To entice UK individuals to contribute into pension accounts, the government allows most contributions into a pension to receive something called “tax relief”. This basically means that money may enter your pension, and if any tax had been deducted from that source of money, this gets added back into the pension as well. In essence, the government is saying we will add back any tax deducted from the money entering your pension. Lets try an example:
Mrs Penelope Shun has a salary of £40,000 per annum. All things equal, this means that Penny will receive over the year around £30,583 net of tax and National Insurance contributions. Penny saves this money in her bank account. Penny is smart, and would like to contribute money in to her Wealthsimple Pension to fund a comfortable retirement. Say Penny contributes £10,000 of her savings into her pension.

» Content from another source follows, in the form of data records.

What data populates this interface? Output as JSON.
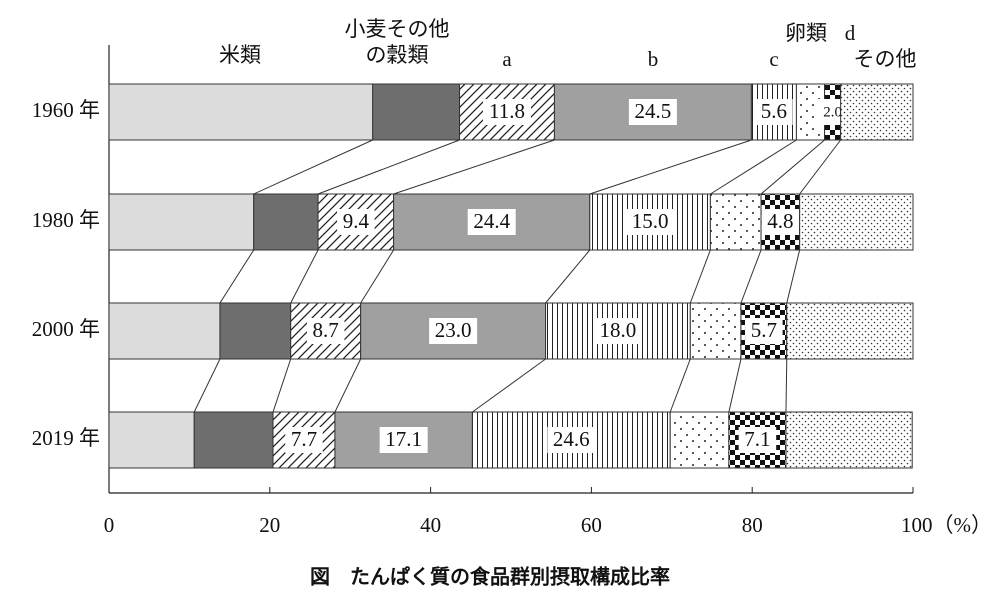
{
  "chart_data": {
    "type": "stacked-bar-horizontal",
    "title": "図　たんぱく質の食品群別摂取構成比率",
    "categories": [
      "1960 年",
      "1980 年",
      "2000 年",
      "2019 年"
    ],
    "series": [
      {
        "name": "米類",
        "color": "#dcdcdc",
        "values": [
          32.8,
          18.0,
          13.8,
          10.6
        ]
      },
      {
        "name": "小麦その他\nの穀類",
        "color": "#6e6e6e",
        "values": [
          10.8,
          8.0,
          8.8,
          9.8
        ]
      },
      {
        "name": "a",
        "color": "#ffffff",
        "values": [
          11.8,
          9.4,
          8.7,
          7.7
        ],
        "value_labels": [
          "11.8",
          "9.4",
          "8.7",
          "7.7"
        ]
      },
      {
        "name": "b",
        "color": "#a0a0a0",
        "values": [
          24.5,
          24.4,
          23.0,
          17.1
        ],
        "value_labels": [
          "24.5",
          "24.4",
          "23.0",
          "17.1"
        ]
      },
      {
        "name": "c",
        "color": "#ffffff",
        "values": [
          5.6,
          15.0,
          18.0,
          24.6
        ],
        "value_labels": [
          "5.6",
          "15.0",
          "18.0",
          "24.6"
        ]
      },
      {
        "name": "卵類",
        "color": "#ffffff",
        "values": [
          3.5,
          6.3,
          6.3,
          7.3
        ]
      },
      {
        "name": "d",
        "color": "#000000",
        "values": [
          2.0,
          4.8,
          5.7,
          7.1
        ],
        "value_labels": [
          "2.0",
          "4.8",
          "5.7",
          "7.1"
        ]
      },
      {
        "name": "その他",
        "color": "#ffffff",
        "values": [
          9.0,
          14.1,
          15.7,
          15.7
        ]
      }
    ],
    "xlim": [
      0,
      100
    ],
    "xticks": [
      0,
      20,
      40,
      60,
      80,
      {
        "value": 100,
        "label": "100（%）"
      }
    ]
  }
}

As we know, this contribution will receive tax relief. The government notices that the money that Penny is contributing into her pension has been taxed (remember, her salary was £40k but she received much less, due to tax) therefore they will pay back the tax on this money into Penny's pension. Penny is a basic rate tax payer, who pays 20% tax on her income. This means the government will pay back this tax, by way of increasing the pension contribution by 25%.
25% I hear you cry!? But Penny only pays tax at a rate of 20%?! This is the difference between a net contribution and a gross contribution. A net contribution can be defined as the money that leaves your bank account to fund the pension contribution. This money is then “grossed up” with the tax relief, to enter the pension. The gross contribution in this example is £12,500. This gross pension contribution includes the tax relief of 20%, as 80% of £12,500 is £10,000.
Now, if Penny was a 40% tax payer, she would receive tax relief at a rate of 40%. Penny would need to perform the exact same procedure as the above, in terms of contributing £10,000 and this entering the pension as the gross £12,500 figure. However, to obtain the additional 20% of tax relief, Penny would need to file a tax return, and include that she made this pension contribution. At this point, HMRC (the UK taxman, for want of a better word) would recognise Penny is indeed entitled to additional tax relief, and would pay this by way of a tax rebate, into her bank account. This means that Penny's net contribution in this case is £7,500.
The process is exactly the same if Penny were to be an “Additional Rate” tax payer (The highest bracket of tax in the UK - 45%). Penny would need to follow the exact same process as above, and then record this contribution on her tax return. Penny would receive an even larger tax rebate. Penny is smart.